Resisted sprinting (e.g., sled pulls) is a proven method for improving acceleration; however, optimal programming variables (distance, repetitions, and load) remain debated.
This study tested whether sprint distance distribution (shorter sprints with more reps vs. longer sprints with fewer reps), with equal total training volume, to determine the impacts on acceleration performance.
Studies like this provide simple yet meaningful coaching answers and can be easily implemented into our programs.
Let's dive in.
Are short or long heavy resisted sprints better for improving acceleration?
What Did the Researchers Do?
Groups
17 under-19 national-level male rugby players (mean age ~18, body mass ~85 kg) were split into two groups:
- Short-distance group (n=9): 8 × 12.5 m resisted sprints per session.

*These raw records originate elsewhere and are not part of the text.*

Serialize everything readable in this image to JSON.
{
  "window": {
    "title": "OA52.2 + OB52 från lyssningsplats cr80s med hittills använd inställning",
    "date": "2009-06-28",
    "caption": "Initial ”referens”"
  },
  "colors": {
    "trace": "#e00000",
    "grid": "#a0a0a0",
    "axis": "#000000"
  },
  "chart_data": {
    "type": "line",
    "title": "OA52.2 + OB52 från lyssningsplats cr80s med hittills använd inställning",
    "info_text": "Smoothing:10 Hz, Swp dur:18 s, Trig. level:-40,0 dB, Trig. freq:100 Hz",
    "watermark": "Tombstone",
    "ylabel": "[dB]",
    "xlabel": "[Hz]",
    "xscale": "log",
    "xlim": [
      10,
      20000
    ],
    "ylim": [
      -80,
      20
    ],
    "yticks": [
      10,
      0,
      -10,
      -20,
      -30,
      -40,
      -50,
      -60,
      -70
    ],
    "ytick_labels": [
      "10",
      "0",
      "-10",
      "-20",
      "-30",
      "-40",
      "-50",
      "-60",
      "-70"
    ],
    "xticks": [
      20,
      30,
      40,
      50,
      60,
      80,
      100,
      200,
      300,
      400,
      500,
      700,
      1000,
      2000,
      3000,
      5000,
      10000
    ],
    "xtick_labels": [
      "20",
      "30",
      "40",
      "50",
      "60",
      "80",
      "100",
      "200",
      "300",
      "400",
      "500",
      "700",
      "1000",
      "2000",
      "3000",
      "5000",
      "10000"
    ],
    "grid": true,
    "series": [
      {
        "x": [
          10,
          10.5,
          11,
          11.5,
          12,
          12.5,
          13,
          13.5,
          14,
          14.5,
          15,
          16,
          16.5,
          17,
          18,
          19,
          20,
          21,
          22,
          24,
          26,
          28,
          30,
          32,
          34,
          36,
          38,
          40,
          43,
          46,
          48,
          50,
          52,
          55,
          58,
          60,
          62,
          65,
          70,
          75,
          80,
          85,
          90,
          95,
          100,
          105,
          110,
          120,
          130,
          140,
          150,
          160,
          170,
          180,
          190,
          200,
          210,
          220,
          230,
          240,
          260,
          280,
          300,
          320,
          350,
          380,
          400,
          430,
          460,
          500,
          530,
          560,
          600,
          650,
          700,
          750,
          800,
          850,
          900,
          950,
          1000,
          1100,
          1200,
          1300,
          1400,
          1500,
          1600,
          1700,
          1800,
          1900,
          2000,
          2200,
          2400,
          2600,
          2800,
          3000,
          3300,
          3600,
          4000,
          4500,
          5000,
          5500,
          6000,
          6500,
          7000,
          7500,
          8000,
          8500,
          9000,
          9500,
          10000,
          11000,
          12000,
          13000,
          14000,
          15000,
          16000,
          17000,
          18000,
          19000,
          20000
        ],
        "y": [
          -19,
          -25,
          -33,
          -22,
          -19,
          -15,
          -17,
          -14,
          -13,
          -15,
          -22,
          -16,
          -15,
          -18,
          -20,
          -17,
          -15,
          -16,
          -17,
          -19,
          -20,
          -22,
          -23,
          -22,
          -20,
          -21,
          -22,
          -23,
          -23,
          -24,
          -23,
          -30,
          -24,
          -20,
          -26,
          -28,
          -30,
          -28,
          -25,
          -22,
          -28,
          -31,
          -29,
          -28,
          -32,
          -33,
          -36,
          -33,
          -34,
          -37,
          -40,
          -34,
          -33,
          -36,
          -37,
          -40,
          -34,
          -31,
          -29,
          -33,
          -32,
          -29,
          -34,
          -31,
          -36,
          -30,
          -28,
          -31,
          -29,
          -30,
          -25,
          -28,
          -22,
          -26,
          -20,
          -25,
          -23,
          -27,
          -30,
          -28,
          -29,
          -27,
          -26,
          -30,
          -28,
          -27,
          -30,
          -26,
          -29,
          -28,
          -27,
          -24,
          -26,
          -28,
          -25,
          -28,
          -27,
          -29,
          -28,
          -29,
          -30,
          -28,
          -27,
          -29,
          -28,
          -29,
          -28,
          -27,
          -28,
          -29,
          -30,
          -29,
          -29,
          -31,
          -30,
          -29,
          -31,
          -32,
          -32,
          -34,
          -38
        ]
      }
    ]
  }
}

- Long-distance group (n=8): 5 × 20 m resisted sprints per session.
Programming
- An 8-week intervention, with 2 sessions per week, conducted in-season.
- Sled resistance load individualized to cause ~50% velocity decrement (~116% body mass).
- The total volume per session was 100 mL for both groups.
- Resistance was placed on a sled behind and pulled by a tether around the athlete.
Testing
- Sprint times at 10, 20, and 30 m.
- GPS-based acceleration-speed (a-s) profiles (max acceleration, max speed, theoretical a₀ and s₀, slope).
What Were the Results?
Large Acceleration Improvements
- Faster 10 m sprint times (large effect, p < 0.05).
- Higher theoretical maximal acceleration (a₀).
- Steeper acceleration-speed slope (greater acceleration orientation).
Within-Group Findings
- Short group: Significant gains in maximal acceleration (amax) and theoretical acceleration (a₀).
- Long group: Significant gains in a₀ and slope.
Both training structures worked equally well, while maximal speed (s₀, smax) showed no significant improvement.
What Does This Mean?
- Heavy sled sprinting (~50% velocity decrement) effectively improves short-distance acceleration in-season.
- Improvements were biased toward acceleration capacity (force-dominant sprinting) rather than maximal speed.
- Distance distribution (shorter vs. longer sprints) didn’t significantly change outcomes, suggesting flexibility in programming.
Limitations
- In-season training fatigue could have blunted adaptations.
- Only an 8-week intervention with no delayed follow-up testing.
Coach’s Takeaway
- Heavy sled sprinting (~50% vDec) is a reliable method to boost acceleration, even during the season.
- Programming can be flexible: both short (8×12.5m) and long (5×20m) sprints work if total resisted sprint volume is matched.
- Expect improvements in first-step explosiveness and 10 m sprint performance, not necessarily in max speed.
I hope this helps,
Ramsey
Reference
Botter, A., Cross, M.R., Da Lozzo, G., Floreani, M., Samozino, P., Morin, J-B., & Rejc, E. (2025). Volume-equated high-load resisted sprint training: Determining the longitudinal effects of varying distance and repetitions on acceleration performance in rugby players. Journal of Strength & Conditioning Research.